# chevelles?



## ratso (Apr 17, 2012)

Are there any chevelle owners on AS? I have a 69 malibu the car has scene many motor and tranny combos.


----------



## Whiteman (Apr 17, 2012)

71 malibu/ ss clone. Needs some love. I need to do some more swapping to complete the clone though. I always have people stopping by to ask if I will sell. I just need time, money, and a garage. Hopefully in the next couple of years I will get started on it.


----------



## TonyRumore (Apr 17, 2012)

Just a helpful suggestion...the car would look so much better if the rear end was lowered down over those meats. The stance of the car would really set it off that way.

With the ass end jacked up like like that, it looks like some high school kid added a pair of air shocks and cranked up the air pressure.

Tony


----------



## Whiteman (Apr 17, 2012)

TonyRumore said:


> Just a helpful suggestion...the car would look so much better if the rear end was lowered down over those meats. The stance of the car would really set it off that way.
> 
> With the ass end jacked up like like that, it looks like some high school kid added a pair of air shocks and cranked up the air pressure.
> 
> Tony



You dont like the stink bug? Yeah, I agree. This pic was taken when I bought it about 5 years ago. Like I said it needs some work. I will get it sitting level. I have a big list of things to do for it.


----------



## ratso (Apr 17, 2012)

*stance*

Well i got a set of rear coils out of a wagon and cut 2 coils off the front.Tnat was good for 10 years.Then I put hotchkiss springs on all 4 and cut 1 coil off the front.Looks good handles fine but is not great for weight transfer at the dragstrip.


----------



## Whiteman (Apr 17, 2012)

ratso said:


> Well i got a set of rear coils out of a wagon and cut 2 coils off the front.Tnat was good for 10 years.Then I put hotchkiss springs on all 4 and cut 1 coil off the front.Looks good handles fine but is not great for weight transfer at the dragstrip.



I was thinking about doing air bags all around.

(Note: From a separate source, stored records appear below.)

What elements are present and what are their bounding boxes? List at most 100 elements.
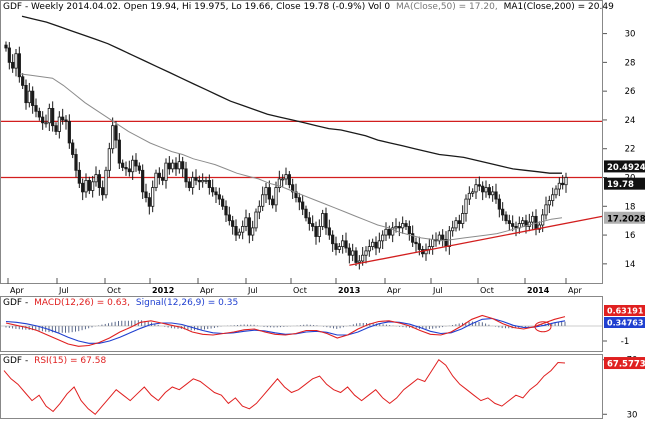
candle-body	[317, 226, 321, 237]
candle-body	[104, 169, 108, 196]
candle-body	[344, 240, 348, 249]
candle-body	[494, 191, 498, 200]
y-tick-label: 26	[625, 87, 636, 97]
candle-body	[97, 174, 101, 188]
candle-body	[347, 247, 351, 256]
candle-body	[384, 228, 388, 236]
candle-body	[137, 165, 141, 171]
macd-prefix: GDF -	[3, 298, 28, 308]
candle-body	[7, 47, 11, 63]
ma200-line	[21, 15, 562, 174]
candle-body	[371, 241, 375, 247]
candle-body	[67, 120, 71, 144]
candle-body	[81, 182, 85, 193]
x-tick-label: Oct	[293, 286, 307, 295]
candle-body	[154, 172, 158, 188]
x-tick-label: Apr	[387, 286, 402, 295]
candle-body	[44, 122, 48, 125]
candle-body	[401, 223, 405, 229]
candle-body	[284, 174, 288, 180]
macd-y-tick-label: -1	[621, 337, 629, 347]
price-panel: Apr Jul Oct 2012 Apr Jul Oct 2013 Apr Jul Oct 2014 A…	[1, 15, 645, 295]
candle-body	[91, 181, 95, 191]
candle-body	[47, 108, 51, 124]
ma200-label: MA1(Close,200) = 20.49	[504, 2, 615, 12]
candle-body	[301, 201, 305, 210]
candle-body	[527, 221, 531, 227]
ma200-value-tag-text: 20.4924	[607, 163, 645, 173]
candle-body	[177, 161, 181, 170]
rsi-line	[3, 358, 566, 415]
candle-body	[51, 108, 55, 127]
y-tick-label: 18	[625, 202, 636, 212]
candle-body	[294, 191, 298, 199]
candle-body	[497, 198, 501, 210]
candle-body	[241, 226, 245, 233]
candle-body	[467, 192, 471, 200]
candle-body	[537, 224, 541, 230]
candle-body	[441, 234, 445, 240]
candle-body	[501, 208, 505, 216]
rsi-value-tag-bg	[604, 357, 645, 370]
macd-label: MACD(12,26) = 0.63,	[34, 298, 130, 308]
candle-body	[274, 187, 278, 206]
x-tick-label: 2013	[338, 286, 360, 295]
candle-body	[61, 116, 65, 121]
candle-body	[131, 159, 135, 173]
candle-body	[201, 179, 205, 183]
x-tick-label: Jul	[432, 286, 443, 295]
candle-body	[474, 184, 478, 193]
candle-body	[21, 76, 25, 86]
candle-body	[167, 162, 171, 170]
macd-crossover-circle	[534, 321, 552, 333]
candle-body	[181, 161, 185, 170]
rsi-label: RSI(15) = 67.58	[34, 356, 106, 366]
close-value-tag: 19.78	[604, 177, 645, 190]
candle-body	[487, 187, 491, 196]
macd-value-tag-bg	[604, 305, 645, 316]
candle-body	[417, 243, 421, 250]
ma50-value-tag: 17.2028	[604, 211, 645, 224]
candle-body	[184, 168, 188, 183]
macd-panel-title: GDF - MACD(12,26) = 0.63, Signal(12,26,9…	[3, 298, 238, 308]
close-value-tag-bg	[604, 177, 645, 190]
candle-body	[271, 198, 275, 206]
candle-body	[124, 167, 128, 170]
candle-body	[127, 168, 131, 173]
candle-body	[377, 240, 381, 249]
candle-body	[504, 214, 508, 222]
candle-body	[121, 162, 125, 168]
candle-body	[251, 227, 255, 236]
candle-body	[531, 215, 535, 223]
candle-body	[277, 178, 281, 188]
macd-panel-frame	[0, 296, 603, 352]
candle-body	[161, 177, 165, 181]
candle-body	[331, 234, 335, 245]
candle-body	[307, 217, 311, 224]
x-tick-label: Oct	[107, 286, 121, 295]
candle-body	[544, 204, 548, 216]
candle-body	[54, 125, 58, 132]
candle-body	[281, 178, 285, 181]
candle-body	[364, 250, 368, 256]
candle-body	[561, 182, 565, 186]
candle-body	[564, 177, 568, 186]
candle-body	[451, 227, 455, 232]
candle-body	[87, 179, 91, 191]
signal-value-tag: 0.34763	[604, 317, 645, 328]
candle-body	[297, 197, 301, 203]
candle-body	[224, 205, 228, 216]
candle-body	[234, 226, 238, 236]
candle-body	[387, 228, 391, 236]
price-panel-frame	[0, 0, 603, 284]
candle-body	[397, 226, 401, 229]
candle-body	[57, 116, 61, 132]
candle-body	[27, 90, 31, 104]
candle-body	[151, 187, 155, 207]
candle-body	[207, 179, 211, 188]
candle-body	[267, 187, 271, 200]
candle-body	[214, 191, 218, 196]
candle-body	[114, 125, 118, 141]
ma200-value-tag: 20.4924	[604, 160, 645, 173]
candle-body	[211, 187, 215, 193]
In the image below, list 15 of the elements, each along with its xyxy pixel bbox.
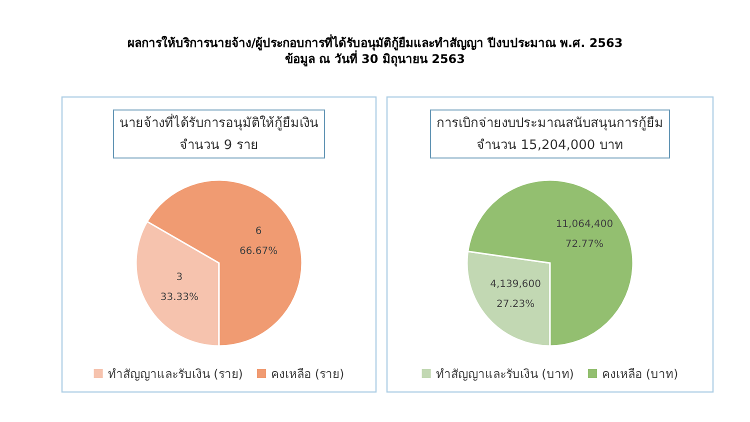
chart-title: นายจ้างที่ได้รับการอนุมัติให้กู้ยืมเงิน <box>120 114 318 131</box>
chart-title: การเบิกจ่ายงบประมาณสนับสนุนการกู้ยืม <box>436 115 664 131</box>
legend-label: คงเหลือ (ราย) <box>271 367 344 381</box>
data-label: 11,064,400 72.77% <box>556 219 614 250</box>
pie-slice <box>467 179 634 347</box>
chart-subtitle: จำนวน 15,204,000 บาท <box>476 138 624 153</box>
chart-subtitle: จำนวน 9 ราย <box>180 138 258 153</box>
text: ผลการให้บริการนายจ้าง/ผู้ประกอบการที่ได้รับอนุมัติกู้ยืมและทำสัญญา ปีงบประมาณ พ.ศ. 2563 <box>127 34 623 51</box>
data-label: 3 33.33% <box>160 272 199 303</box>
text: ข้อมูล ณ วันที่ 30 มิถุนายน 2563 <box>285 50 465 67</box>
legend-label: ทำสัญญาและรับเงิน (บาท) <box>436 367 574 381</box>
data-label: 6 66.67% <box>239 226 278 258</box>
legend-label: คงเหลือ (บาท) <box>602 367 678 381</box>
data-label: 4,139,600 27.23% <box>490 278 541 310</box>
legend-label: ทำสัญญาและรับเงิน (ราย) <box>108 367 243 381</box>
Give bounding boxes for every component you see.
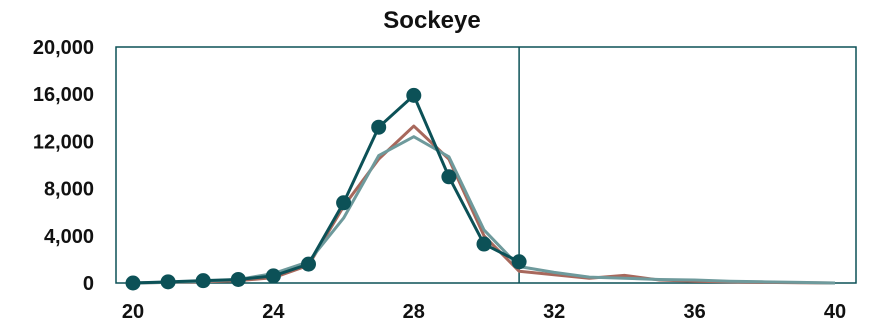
series-point-2 xyxy=(406,87,422,103)
x-tick-label: 20 xyxy=(122,301,144,323)
y-tick-label: 8,000 xyxy=(44,179,94,201)
series-point-2 xyxy=(195,273,211,289)
x-axis-ticks: 20 24 28 32 36 40 xyxy=(122,301,846,323)
y-tick-label: 16,000 xyxy=(33,84,94,106)
series-point-2 xyxy=(371,119,387,135)
series-point-2 xyxy=(511,254,527,270)
series-point-2 xyxy=(441,169,457,185)
series-point-2 xyxy=(125,275,141,291)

I have heard good things about them. Being able to change the ride is the best thing about them.


----------



## ratso (Apr 18, 2012)

*air bags*

Well they give you the option to change ride height real easy.The air set up is costly I guess it depends on what you want to spend$$ the possiblity is endless when you have a classic.


----------



## stihl sawing (Apr 20, 2012)

TonyRumore said:


> Just a helpful suggestion...the car would look so much better if the rear end was lowered down over those meats. The stance of the car would really set it off that way.
> 
> With the ass end jacked up like like that, it looks like some high school kid added a pair of air shocks and cranked up the air pressure.
> 
> Tony


I think it looks good that way, Much rather see it that way than sittin on the ground hip hop style.


----------



## SS396driver (Apr 20, 2012)

1966 SS 396 4 spd true SS 138 car 











Has 77k on her


----------